The unveiling of Loihi 2 is monumental for several reasons. It stands as a milestone in Intel’s initiative to develop a neuromorphic processor, which performs computations using a radically different approach, unlike anything central processing units (which the company is known for) can do.

Testing in Los Alamos National Laboratory

Loihi 2 also stands out for being the product of a unique manufacturing process. The chip is based on a pre-production chip manufacturing process, Intel 4, which is expected to be fully operational in the second half of next year.

Los Alamos staff scientist Gerd Kunde said that investigators at the Los Alamos National Laboratory have been using the Loihi neuromorphic platform to investigate the trade-offs between neuromorphic and quantum computing, in addition to the implementation of the learning process on-chip.

Kunde also said the scientists demonstrated the back-propagation algorithm, a crucial building block for training neural networks, previously believed to be unimplementable on neuromorphic architectures, on Loihi.

Next-gen computing

Neuromorphic computing is a new approach in semiconductor design that emphasizes developing processors that can function like the human brain in some situations.
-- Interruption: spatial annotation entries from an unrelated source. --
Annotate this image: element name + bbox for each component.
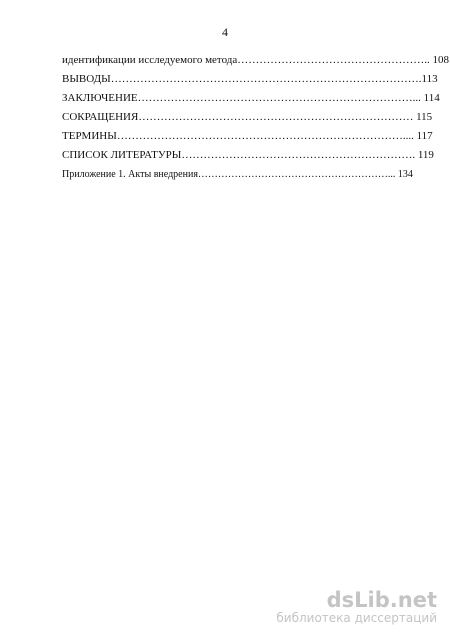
- toc-entry-text: СОКРАЩЕНИЯ………………………………………………………………… 115: [62, 111, 433, 123]
- dslib-watermark: [276, 589, 437, 625]
- table-of-contents: [62, 51, 450, 184]
- toc-entry-abbreviations: [62, 108, 433, 127]
- toc-entry-summary: [62, 89, 440, 108]
- toc-entry-method-identification: [62, 51, 450, 70]
- toc-entry-text: ЗАКЛЮЧЕНИЕ…………………………………………………………………... 114: [62, 92, 440, 104]
- toc-entry-conclusions: [62, 70, 438, 89]
- toc-entry-terms: [62, 127, 433, 146]
- toc-entry-text: идентификации исследуемого метода…………………………………………….. 108: [62, 54, 450, 66]
- toc-entry-text: ВЫВОДЫ………………………………………………………………………….113: [62, 73, 438, 85]
- toc-entry-text: СПИСОК ЛИТЕРАТУРЫ………………………………………………………. 119: [62, 149, 434, 161]
- page-number: 4: [222, 25, 228, 39]
- toc-entry-appendix-1: [62, 165, 413, 184]
- toc-entry-text: Приложение 1. Акты внедрения…………………………………………………... 134: [62, 169, 413, 180]
- toc-entry-text: ТЕРМИНЫ…………………………………………………………………….... 117: [62, 130, 433, 142]
- watermark-logo: dsLib.net: [326, 588, 437, 612]
- watermark-subtitle: библиотека диссертаций: [276, 611, 437, 625]
- toc-entry-references: [62, 146, 434, 165]
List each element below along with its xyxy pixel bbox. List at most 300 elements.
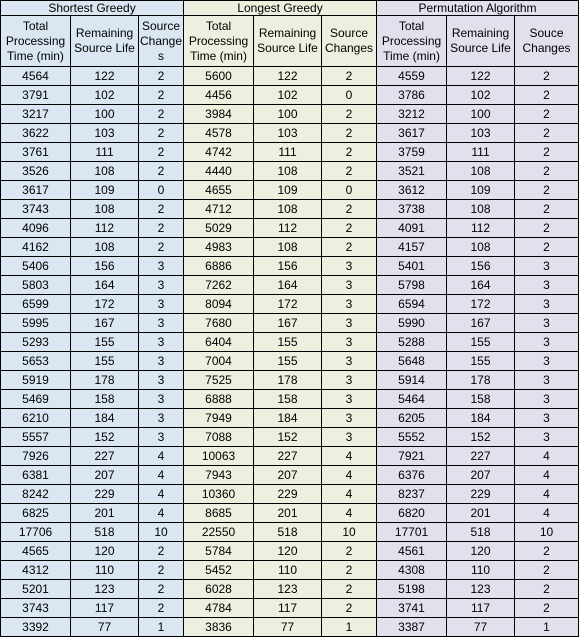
- table-cell: 0: [322, 181, 377, 200]
- table-cell: 2: [322, 238, 377, 257]
- table-cell: 201: [254, 504, 322, 523]
- table-cell: 4: [322, 504, 377, 523]
- table-cell: 158: [447, 390, 515, 409]
- table-cell: 2: [139, 219, 184, 238]
- table-cell: 4308: [377, 561, 447, 580]
- table-cell: 152: [71, 428, 139, 447]
- table-cell: 7680: [184, 314, 254, 333]
- table-cell: 5914: [377, 371, 447, 390]
- table-row: [1, 333, 579, 352]
- table-cell: 3: [139, 428, 184, 447]
- table-row: [1, 124, 579, 143]
- table-cell: 3984: [184, 105, 254, 124]
- table-cell: 2: [322, 542, 377, 561]
- table-cell: 518: [254, 523, 322, 542]
- table-cell: 178: [254, 371, 322, 390]
- table-cell: 122: [447, 67, 515, 86]
- table-cell: 3387: [377, 618, 447, 637]
- table-cell: 158: [254, 390, 322, 409]
- group-shortest-greedy: Shortest Greedy: [1, 1, 184, 16]
- table-cell: 167: [447, 314, 515, 333]
- table-row: [1, 295, 579, 314]
- table-cell: 6381: [1, 466, 71, 485]
- table-cell: 5648: [377, 352, 447, 371]
- table-cell: 2: [139, 542, 184, 561]
- table-cell: 3: [515, 371, 579, 390]
- table-cell: 184: [447, 409, 515, 428]
- table-cell: 109: [71, 181, 139, 200]
- table-cell: 100: [254, 105, 322, 124]
- table-cell: 172: [254, 295, 322, 314]
- table-cell: 4456: [184, 86, 254, 105]
- table-row: [1, 561, 579, 580]
- table-cell: 5557: [1, 428, 71, 447]
- table-cell: 110: [71, 561, 139, 580]
- table-cell: 10360: [184, 485, 254, 504]
- table-cell: 2: [139, 238, 184, 257]
- table-cell: 3: [322, 295, 377, 314]
- table-cell: 5653: [1, 352, 71, 371]
- table-cell: 2: [322, 143, 377, 162]
- table-row: [1, 390, 579, 409]
- table-cell: 167: [254, 314, 322, 333]
- table-cell: 108: [71, 238, 139, 257]
- table-cell: 5990: [377, 314, 447, 333]
- table-row: [1, 181, 579, 200]
- table-cell: 5293: [1, 333, 71, 352]
- table-cell: 5803: [1, 276, 71, 295]
- table-row: [1, 200, 579, 219]
- table-cell: 2: [515, 181, 579, 200]
- table-cell: 2: [139, 561, 184, 580]
- table-cell: 3392: [1, 618, 71, 637]
- table-cell: 4: [322, 466, 377, 485]
- table-row: [1, 409, 579, 428]
- table-cell: 111: [254, 143, 322, 162]
- table-cell: 109: [254, 181, 322, 200]
- table-cell: 5401: [377, 257, 447, 276]
- table-cell: 4559: [377, 67, 447, 86]
- table-cell: 4: [515, 466, 579, 485]
- table-cell: 3786: [377, 86, 447, 105]
- table-cell: 229: [71, 485, 139, 504]
- table-cell: 7921: [377, 447, 447, 466]
- table-cell: 152: [254, 428, 322, 447]
- table-cell: 7004: [184, 352, 254, 371]
- table-cell: 2: [515, 124, 579, 143]
- table-cell: 3617: [377, 124, 447, 143]
- table-cell: 3738: [377, 200, 447, 219]
- column-header: Remaining Source Life: [254, 16, 322, 67]
- table-cell: 3622: [1, 124, 71, 143]
- table-cell: 5288: [377, 333, 447, 352]
- table-cell: 4: [515, 504, 579, 523]
- table-cell: 4: [139, 466, 184, 485]
- table-cell: 103: [447, 124, 515, 143]
- table-cell: 2: [322, 561, 377, 580]
- table-cell: 3: [515, 390, 579, 409]
- table-cell: 3761: [1, 143, 71, 162]
- table-cell: 3: [515, 352, 579, 371]
- table-cell: 120: [447, 542, 515, 561]
- group-longest-greedy: Longest Greedy: [184, 1, 377, 16]
- table-cell: 2: [515, 580, 579, 599]
- table-cell: 122: [71, 67, 139, 86]
- table-cell: 5552: [377, 428, 447, 447]
- table-cell: 172: [71, 295, 139, 314]
- table-cell: 155: [447, 333, 515, 352]
- table-cell: 102: [254, 86, 322, 105]
- table-cell: 3: [322, 276, 377, 295]
- table-cell: 2: [322, 219, 377, 238]
- table-cell: 4712: [184, 200, 254, 219]
- table-cell: 3: [139, 352, 184, 371]
- table-cell: 3: [515, 409, 579, 428]
- group-header-row: [1, 1, 579, 16]
- table-cell: 2: [322, 200, 377, 219]
- table-cell: 108: [71, 162, 139, 181]
- table-cell: 3612: [377, 181, 447, 200]
- table-cell: 2: [515, 105, 579, 124]
- column-header: Source Changes: [139, 16, 184, 67]
- table-cell: 1: [322, 618, 377, 637]
- table-cell: 2: [322, 162, 377, 181]
- table-cell: 178: [447, 371, 515, 390]
- table-cell: 3: [322, 390, 377, 409]
- table-cell: 201: [71, 504, 139, 523]
- table-cell: 3: [139, 333, 184, 352]
- table-cell: 6210: [1, 409, 71, 428]
- table-cell: 5198: [377, 580, 447, 599]
- table-cell: 3526: [1, 162, 71, 181]
- table-cell: 4: [139, 485, 184, 504]
- table-cell: 110: [254, 561, 322, 580]
- table-cell: 0: [322, 86, 377, 105]
- table-cell: 155: [447, 352, 515, 371]
- table-cell: 2: [515, 162, 579, 181]
- table-cell: 108: [71, 200, 139, 219]
- table-cell: 3: [322, 257, 377, 276]
- table-cell: 10063: [184, 447, 254, 466]
- table-cell: 7525: [184, 371, 254, 390]
- table-row: [1, 86, 579, 105]
- table-row: [1, 67, 579, 86]
- table-cell: 4: [515, 447, 579, 466]
- table-cell: 4091: [377, 219, 447, 238]
- table-cell: 229: [254, 485, 322, 504]
- table-cell: 156: [254, 257, 322, 276]
- table-cell: 111: [447, 143, 515, 162]
- table-cell: 6599: [1, 295, 71, 314]
- table-cell: 5201: [1, 580, 71, 599]
- table-cell: 207: [71, 466, 139, 485]
- table-row: [1, 105, 579, 124]
- table-cell: 108: [254, 162, 322, 181]
- table-cell: 6205: [377, 409, 447, 428]
- table-cell: 123: [71, 580, 139, 599]
- table-cell: 77: [71, 618, 139, 637]
- table-cell: 164: [71, 276, 139, 295]
- table-cell: 3836: [184, 618, 254, 637]
- table-cell: 102: [71, 86, 139, 105]
- column-header: Remaining Source Life: [71, 16, 139, 67]
- table-body: [1, 67, 579, 637]
- table-cell: 5995: [1, 314, 71, 333]
- table-row: [1, 599, 579, 618]
- table-cell: 5798: [377, 276, 447, 295]
- column-header: Total Processing Time (min): [377, 16, 447, 67]
- table-cell: 3617: [1, 181, 71, 200]
- table-cell: 3: [139, 409, 184, 428]
- table-cell: 117: [447, 599, 515, 618]
- table-cell: 102: [447, 86, 515, 105]
- table-row: [1, 428, 579, 447]
- table-cell: 0: [139, 181, 184, 200]
- table-cell: 207: [447, 466, 515, 485]
- table-cell: 2: [322, 124, 377, 143]
- table-cell: 103: [254, 124, 322, 143]
- table-cell: 4440: [184, 162, 254, 181]
- table-cell: 17706: [1, 523, 71, 542]
- table-cell: 4: [139, 447, 184, 466]
- table-cell: 3: [322, 333, 377, 352]
- table-cell: 77: [447, 618, 515, 637]
- table-cell: 117: [71, 599, 139, 618]
- table-cell: 108: [254, 200, 322, 219]
- table-cell: 123: [447, 580, 515, 599]
- table-row: [1, 219, 579, 238]
- table-cell: 3521: [377, 162, 447, 181]
- table-cell: 4655: [184, 181, 254, 200]
- table-cell: 7949: [184, 409, 254, 428]
- table-cell: 112: [447, 219, 515, 238]
- table-cell: 10: [515, 523, 579, 542]
- table-cell: 4742: [184, 143, 254, 162]
- table-cell: 184: [71, 409, 139, 428]
- table-cell: 108: [447, 238, 515, 257]
- table-cell: 8094: [184, 295, 254, 314]
- table-cell: 3741: [377, 599, 447, 618]
- table-cell: 3: [515, 276, 579, 295]
- table-row: [1, 504, 579, 523]
- table-cell: 10: [322, 523, 377, 542]
- table-cell: 5452: [184, 561, 254, 580]
- table-cell: 117: [254, 599, 322, 618]
- column-header: Remaining Source Life: [447, 16, 515, 67]
- table-cell: 3: [139, 314, 184, 333]
- table-cell: 5919: [1, 371, 71, 390]
- table-cell: 2: [515, 542, 579, 561]
- table-cell: 3: [139, 390, 184, 409]
- table-cell: 4157: [377, 238, 447, 257]
- table-cell: 518: [71, 523, 139, 542]
- table-cell: 3: [515, 314, 579, 333]
- table-cell: 8685: [184, 504, 254, 523]
- table-cell: 4983: [184, 238, 254, 257]
- table-cell: 4096: [1, 219, 71, 238]
- table-cell: 4784: [184, 599, 254, 618]
- table-cell: 5784: [184, 542, 254, 561]
- table-row: [1, 257, 579, 276]
- table-cell: 3: [322, 409, 377, 428]
- table-cell: 4: [515, 485, 579, 504]
- table-cell: 2: [322, 599, 377, 618]
- table-cell: 8237: [377, 485, 447, 504]
- table-cell: 120: [71, 542, 139, 561]
- table-cell: 3: [515, 295, 579, 314]
- table-cell: 164: [447, 276, 515, 295]
- table-cell: 4: [322, 485, 377, 504]
- table-cell: 178: [71, 371, 139, 390]
- table-cell: 3: [322, 314, 377, 333]
- table-cell: 207: [254, 466, 322, 485]
- table-cell: 4: [322, 447, 377, 466]
- table-cell: 3: [322, 352, 377, 371]
- table-cell: 120: [254, 542, 322, 561]
- table-cell: 3: [515, 333, 579, 352]
- table-cell: 3: [515, 257, 579, 276]
- table-cell: 112: [254, 219, 322, 238]
- table-cell: 167: [71, 314, 139, 333]
- table-cell: 4578: [184, 124, 254, 143]
- table-cell: 4162: [1, 238, 71, 257]
- table-cell: 3217: [1, 105, 71, 124]
- table-cell: 201: [447, 504, 515, 523]
- table-cell: 112: [71, 219, 139, 238]
- table-cell: 155: [254, 333, 322, 352]
- table-cell: 156: [71, 257, 139, 276]
- table-cell: 122: [254, 67, 322, 86]
- table-cell: 7943: [184, 466, 254, 485]
- table-cell: 227: [71, 447, 139, 466]
- table-cell: 229: [447, 485, 515, 504]
- table-cell: 155: [71, 333, 139, 352]
- table-row: [1, 523, 579, 542]
- table-cell: 152: [447, 428, 515, 447]
- table-cell: 2: [515, 200, 579, 219]
- table-cell: 100: [447, 105, 515, 124]
- table-cell: 2: [322, 105, 377, 124]
- table-cell: 3: [515, 428, 579, 447]
- table-cell: 2: [515, 143, 579, 162]
- table-cell: 3: [139, 371, 184, 390]
- table-cell: 2: [515, 599, 579, 618]
- table-cell: 2: [139, 143, 184, 162]
- table-cell: 10: [139, 523, 184, 542]
- table-cell: 227: [254, 447, 322, 466]
- table-row: [1, 485, 579, 504]
- table-cell: 184: [254, 409, 322, 428]
- table-cell: 2: [322, 580, 377, 599]
- table-cell: 164: [254, 276, 322, 295]
- table-cell: 2: [515, 86, 579, 105]
- table-cell: 3: [322, 371, 377, 390]
- table-cell: 5469: [1, 390, 71, 409]
- table-cell: 155: [71, 352, 139, 371]
- table-cell: 2: [515, 238, 579, 257]
- table-cell: 5464: [377, 390, 447, 409]
- table-cell: 1: [139, 618, 184, 637]
- table-cell: 4564: [1, 67, 71, 86]
- table-cell: 77: [254, 618, 322, 637]
- table-cell: 108: [254, 238, 322, 257]
- table-row: [1, 580, 579, 599]
- table-cell: 4561: [377, 542, 447, 561]
- table-cell: 6886: [184, 257, 254, 276]
- table-cell: 6825: [1, 504, 71, 523]
- table-cell: 7262: [184, 276, 254, 295]
- table-cell: 6028: [184, 580, 254, 599]
- table-row: [1, 447, 579, 466]
- table-cell: 3: [139, 276, 184, 295]
- table-cell: 2: [515, 219, 579, 238]
- table-cell: 2: [139, 200, 184, 219]
- table-cell: 156: [447, 257, 515, 276]
- table-cell: 109: [447, 181, 515, 200]
- column-header: Total Processing Time (min): [184, 16, 254, 67]
- table-cell: 100: [71, 105, 139, 124]
- table-cell: 1: [515, 618, 579, 637]
- table-cell: 3: [322, 428, 377, 447]
- table-row: [1, 618, 579, 637]
- table-cell: 6888: [184, 390, 254, 409]
- table-cell: 2: [515, 67, 579, 86]
- table-cell: 6404: [184, 333, 254, 352]
- table-cell: 2: [139, 599, 184, 618]
- table-cell: 2: [139, 105, 184, 124]
- column-header: Souce Changes: [515, 16, 579, 67]
- table-cell: 518: [447, 523, 515, 542]
- table-cell: 2: [139, 86, 184, 105]
- table-cell: 5406: [1, 257, 71, 276]
- table-cell: 4: [139, 504, 184, 523]
- table-cell: 17701: [377, 523, 447, 542]
- table-cell: 2: [139, 162, 184, 181]
- table-cell: 4312: [1, 561, 71, 580]
- table-cell: 2: [322, 67, 377, 86]
- table-cell: 110: [447, 561, 515, 580]
- table-cell: 103: [71, 124, 139, 143]
- table-cell: 4565: [1, 542, 71, 561]
- table-row: [1, 314, 579, 333]
- table-cell: 108: [447, 162, 515, 181]
- table-cell: 6376: [377, 466, 447, 485]
- table-row: [1, 162, 579, 181]
- table-cell: 3: [139, 295, 184, 314]
- table-cell: 2: [515, 561, 579, 580]
- table-cell: 2: [139, 580, 184, 599]
- table-cell: 108: [447, 200, 515, 219]
- table-cell: 6820: [377, 504, 447, 523]
- column-header-row: [1, 16, 579, 67]
- table-cell: 3: [139, 257, 184, 276]
- table-row: [1, 352, 579, 371]
- table-cell: 6594: [377, 295, 447, 314]
- table-cell: 3743: [1, 200, 71, 219]
- table-cell: 22550: [184, 523, 254, 542]
- table-cell: 123: [254, 580, 322, 599]
- table-cell: 3791: [1, 86, 71, 105]
- table-row: [1, 371, 579, 390]
- table-cell: 2: [139, 124, 184, 143]
- table-cell: 5029: [184, 219, 254, 238]
- table-cell: 155: [254, 352, 322, 371]
- table-cell: 172: [447, 295, 515, 314]
- table-row: [1, 542, 579, 561]
- table-cell: 2: [139, 67, 184, 86]
- table-cell: 227: [447, 447, 515, 466]
- column-header: Source Changes: [322, 16, 377, 67]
The belief is that neuromorphic processors could run artificial intelligence models much faster than traditional chips. The technology also uses up less electricity, making it energy efficient.

As the adoption of machine learning picks up, the demand for AI chips sharply increases, which is visible in Nvidia’s meteoric share price rise. Intel is duking it out with the predominantly gamer-oriented company to win a larger share of the AI chips market.